Lin Farley


Lin Farley is an American author, journalist and feminist. She was a leader in calling attention to the problems faced by women in the workforce, in particular sexual harassment.

Sexual harassment

In 1974 she was hired by Cornell University as director of the university's Women's Section and lecturer for a field study course called Women and Work. In a 1974 consciousness raising discussion connected with that course, she began to realize the extent of the problem that she later termed "sexual harassment". As the women in the class described their experiences in the workplace she noticed a pattern: every woman there had either quit or been fired from a job because they had been made so uncomfortable by the behavior of men. She discovered that this phenomenon of male harassment and intimidation of female workers had not been described in the literature and was not publicly recognized as a problem, although she continued to hear it described by women from all walks of life.
In 1975, inspired by the case of Carmita Wood, an administrative assistant to Cornell professor Boyce McDaniel, the group at Cornell formed the anti-harassment organization Working Women United. Wood had resigned after she developed physical symptoms due to the stress of fighting off McDaniel's persistent sexual advances. After Cornell denied her unemployment compensation, Wood approached the Human Affairs Office, which was staffed by Farley and two other committed feminists, Susan Meyer and Karen Sauvigné.
In April 1975 she testified before the New York City Human Rights Commission Hearings on Women and Work, led by Eleanor Holmes Norton. She defined sexual harassment as "unwanted sexual advances against women employees by male supervisors, bosses, foremen or managers." She gave examples: "It often means that a woman is hired because she is pretty, regardless of her qualifications; that a woman's job security is eternally dependent on how well she pleases her boss, and he often thinks sexual companionship is part of the job description; and that women are fired because they have aged or they are too independent or they say 'no' to sexual byplay."
A New York Times reporter who heard her testimony wrote about it, and by the end of 1975 her message had reached a national audience. Government agencies began to recognize sexual harassment as a problem to be addressed. Norton's Human Right's Commission added language to their affirmative action agreements guaranteeing "protection to male and female employees alike against unfair abuse of sexual privacy". Over the following decades Farley gave numerous public and academic presentations on the topic, and served as a consultant to the U.S. Department of Labor, the AFL-CIO, civil rights organizations and women's study programs.
She wrote a book, Sexual Shakedown: The Sexual Harassment of Women on the Job, published by McGraw-Hill in 1978 and in a paperback version by Warner Books in 1980. In it she traced the history of sexual harassment as a longstanding issue and gave contemporary examples, such as help-wanted advertisements implying that acceptance of sexual interaction was part of the job description. The book established sexual harassment as an important topic on the feminist agenda. The Christian Science Monitor said the book was "an overdue alert to the sexual harassment of working women by male employers which starkly reveals the emotional and physical degradations inflicted on women in the exploitive politics of power at their most base."
In 1981 she collaborated on the 33-minute documentary The Workplace Hustle, produced by Woody Clark and Al Brito and narrated by Ed Asner. Farley was a consultant and also appeared in the film. It was intended as a training film for workplaces, and it was widely used for that purpose by government agencies as well as corporations like Xerox and Hewlett-Packard. It won awards at the San Francisco Film Festival and the New York Film Festival.
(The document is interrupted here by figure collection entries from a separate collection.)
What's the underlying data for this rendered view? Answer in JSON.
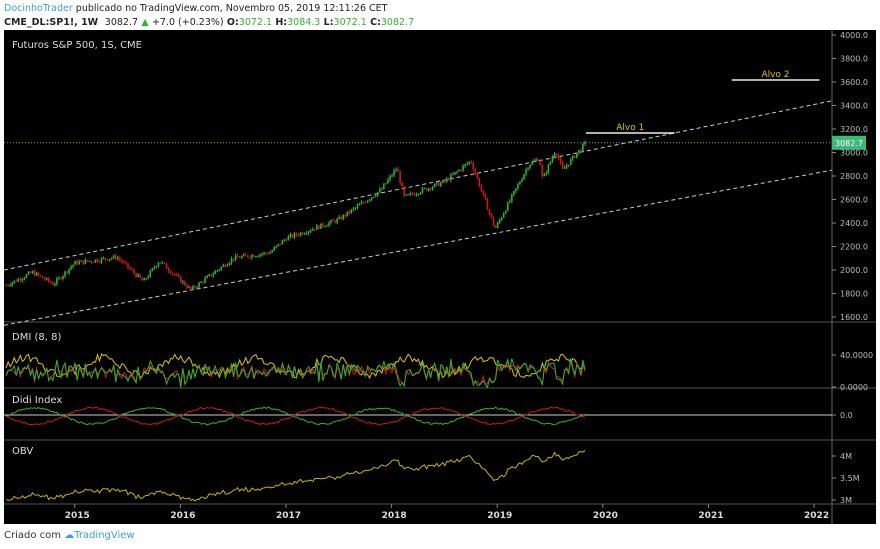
{
  "header": {
    "author": "DocinhoTrader",
    "published": "publicado no TradingView.com, Novembro 05, 2019 12:11:26 CET",
    "symbol": "CME_DL:SP1!, 1W",
    "last": "3082.7",
    "change": "+7.0 (+0.23%)",
    "o_label": "O:",
    "o": "3072.1",
    "h_label": "H:",
    "h": "3084.3",
    "l_label": "L:",
    "l": "3072.1",
    "c_label": "C:",
    "c": "3082.7"
  },
  "colors": {
    "up": "#2fb52f",
    "down": "#d01818",
    "price_tag": "#3cb878",
    "dmi_yellow": "#d8c400",
    "obv": "#c8b400",
    "brand": "#3aa0d8"
  },
  "chart_data": {
    "type": "candlestick",
    "title": "Futuros S&P 500, 1S, CME",
    "price_axis": {
      "ticks": [
        "4000.0",
        "3800.0",
        "3600.0",
        "3400.0",
        "3200.0",
        "3000.0",
        "2800.0",
        "2600.0",
        "2400.0",
        "2200.0",
        "2000.0",
        "1800.0",
        "1600.0"
      ],
      "range": [
        1560,
        4020
      ]
    },
    "last_price_tag": "3082.7",
    "time_axis": {
      "ticks": [
        "2015",
        "2016",
        "2017",
        "2018",
        "2019",
        "2020",
        "2021",
        "2022"
      ],
      "range": [
        2014.33,
        2022.17
      ]
    },
    "price_path": [
      [
        2014.35,
        1870
      ],
      [
        2014.6,
        1980
      ],
      [
        2014.8,
        1880
      ],
      [
        2015.0,
        2060
      ],
      [
        2015.4,
        2110
      ],
      [
        2015.65,
        1900
      ],
      [
        2015.8,
        2080
      ],
      [
        2016.1,
        1830
      ],
      [
        2016.5,
        2100
      ],
      [
        2016.85,
        2150
      ],
      [
        2017.0,
        2270
      ],
      [
        2017.5,
        2430
      ],
      [
        2017.9,
        2680
      ],
      [
        2018.05,
        2870
      ],
      [
        2018.12,
        2620
      ],
      [
        2018.5,
        2750
      ],
      [
        2018.75,
        2930
      ],
      [
        2018.98,
        2350
      ],
      [
        2019.3,
        2900
      ],
      [
        2019.4,
        2950
      ],
      [
        2019.43,
        2770
      ],
      [
        2019.55,
        3020
      ],
      [
        2019.62,
        2850
      ],
      [
        2019.75,
        2990
      ],
      [
        2019.84,
        3082.7
      ]
    ],
    "trendlines": [
      {
        "from": [
          2014.33,
          2000
        ],
        "to": [
          2022.17,
          3440
        ],
        "style": "dashed"
      },
      {
        "from": [
          2014.33,
          1530
        ],
        "to": [
          2022.17,
          2850
        ],
        "style": "dashed"
      }
    ],
    "targets": [
      {
        "label": "Alvo 1",
        "price": 3166,
        "from": 2019.84,
        "to": 2020.68
      },
      {
        "label": "Alvo 2",
        "price": 3617,
        "from": 2021.22,
        "to": 2022.05
      }
    ],
    "panes": [
      {
        "label": "DMI (8, 8)",
        "ticks": [
          "40.0000",
          "0.0000"
        ]
      },
      {
        "label": "Didi Index",
        "ticks": [
          "0.0"
        ]
      },
      {
        "label": "OBV",
        "ticks": [
          "4M",
          "3.5M",
          "3M"
        ]
      }
    ]
  },
  "footer": {
    "created": "Criado com",
    "brand": "TradingView"
  }
}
Background and personal life

Her parents, Vincent and Beatrice Farley, were working-class people; both were shop stewards in their respective unions. Her parents had little education, but read widely. She later commented, "My mother had a hard life and all her dreams were stifled. I know that I became a feminist and wrote Sexual Shakedown in part because I had become sensitized from her experiences as a working woman." She attended local public schools in New Jersey, then started and dropped out of several colleges before going to the University of Southern California on a journalism scholarship. Before graduation she went to work for the Associated Press in New York as a reporter and feature writer. She taught at Cornell from 1974 to 1976, then became a freelance consultant on women's issues while writing her book. She received a master's degree in Eastern and Western Psychology from Naropa University in 1985. She earned a PhD in Eastern Psychology from the California Institute of Integral Studies in 1993; her thesis was titled "The secret world of men: Men's attitudes, beliefs, fantasies and desires with regard to women and children".
She lived in Taipei for three years while writing for the English-language publication Free China Journal. Returning to the United States, she became a consultant to computer companies on human factors engineering. Current projects include expanding her doctoral thesis into a book about how men are socialized about sex, and a book tentatively titled The Reluctant Caretaker about caring for her elderly mother.